Got applications? Maybe you’ll be using the Common Application. Then again, maybe not.

A recent article in the New York Times, entitled “More Than One Way to Apply to College,” discussed competitors to the Common Application, including the Universal College Application, the Common Black College Application, and a portal called Xap. Here’s some information you should know:

COMMON APPLICATION
www.commonapp.org

The Common Application is the granddaddy of the one-stop application, allowing students to apply to multiple schools with one form. Currently, the Common App has 414 member schools. But the requirements it makes of its members, including requiring a college application essay, have excluded many institutions from joining. Public schools are especially under-represented.

UNIVERSAL COLLEGE APPLICATION
www.universalcollegeapp.com

Universal doesn’t ask its schools to require a college application essay. In fact, if you’re applying to one that doesn’t, you won’t see that requirement pop up in your application. For schools that do require a college application essay, Universal suggests a maximum of 500 words. That’s much different from the minimum 250 required by the Common App, which often means essays go far beyond 500 words.

The Universal College Application is accepted by over 80 colleges.
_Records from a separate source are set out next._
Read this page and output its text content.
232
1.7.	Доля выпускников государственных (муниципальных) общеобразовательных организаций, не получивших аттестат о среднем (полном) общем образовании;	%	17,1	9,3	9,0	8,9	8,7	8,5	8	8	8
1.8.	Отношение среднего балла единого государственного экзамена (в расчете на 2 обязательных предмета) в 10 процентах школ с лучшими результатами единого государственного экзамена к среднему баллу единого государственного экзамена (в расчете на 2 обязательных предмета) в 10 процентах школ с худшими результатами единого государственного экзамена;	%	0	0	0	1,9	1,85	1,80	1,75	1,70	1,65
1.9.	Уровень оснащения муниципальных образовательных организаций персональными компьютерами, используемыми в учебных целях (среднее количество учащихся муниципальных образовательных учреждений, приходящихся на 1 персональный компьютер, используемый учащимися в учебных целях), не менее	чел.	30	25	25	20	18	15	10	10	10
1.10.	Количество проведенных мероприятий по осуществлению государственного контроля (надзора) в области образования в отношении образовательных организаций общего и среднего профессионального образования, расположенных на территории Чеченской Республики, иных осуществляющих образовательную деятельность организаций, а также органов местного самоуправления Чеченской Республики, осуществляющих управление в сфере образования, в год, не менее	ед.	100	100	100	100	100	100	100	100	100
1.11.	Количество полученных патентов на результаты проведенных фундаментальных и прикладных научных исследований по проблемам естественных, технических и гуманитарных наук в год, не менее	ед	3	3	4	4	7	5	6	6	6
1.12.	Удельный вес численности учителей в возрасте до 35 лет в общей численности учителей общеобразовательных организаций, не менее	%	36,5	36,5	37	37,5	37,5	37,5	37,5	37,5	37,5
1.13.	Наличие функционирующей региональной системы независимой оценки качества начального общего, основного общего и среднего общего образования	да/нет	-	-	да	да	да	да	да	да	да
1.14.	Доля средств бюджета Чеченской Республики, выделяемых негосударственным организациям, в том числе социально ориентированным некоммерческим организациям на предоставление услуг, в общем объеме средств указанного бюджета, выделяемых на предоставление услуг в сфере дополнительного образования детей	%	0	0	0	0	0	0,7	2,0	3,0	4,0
The hope is that as this number grows, schools will gain access to a broader range of students who are applying to both public and private colleges, thereby increasing the diversity of their applicant pool. A wide range of schools accept Universal, including the University of New Haven, Johns Hopkins, Duke, and Harvard.

XAP
www.nationalappcenter.com

According to the New York Times, this portal processed 4 million college applications last year. From here students can apply to over 900 colleges and universities.

One section on the site connects to state-wide “Mentor systems.” What’s great about this system is that it imports information from one application into all the other applications in that same state. Several dozen, including Connecticut, participate. You can access this section from Xap, or from each school’s website (although not all schools have it listed). For UConn, go to http://admissions.uconn.edu, click “apply online” and you’ll see info for creating a CT Mentor  account.

There’s no charge for using the Mentor system, other than the application fee.

COMMON BLACK COLLEGE APPLICATION
www.eduinconline.com

From here a student can apply to 35 historically black colleges and universities at once. There is a $35 fee which covers all the schools, replacing the individual application fees charged by each institution. That can save a lot of money.

Which to use? That’s up to your college choices. If you’re applying to a lot of schools in-state, Xap can make the process easier. If you’re applying to primarily public schools, the Common App might be your best bet.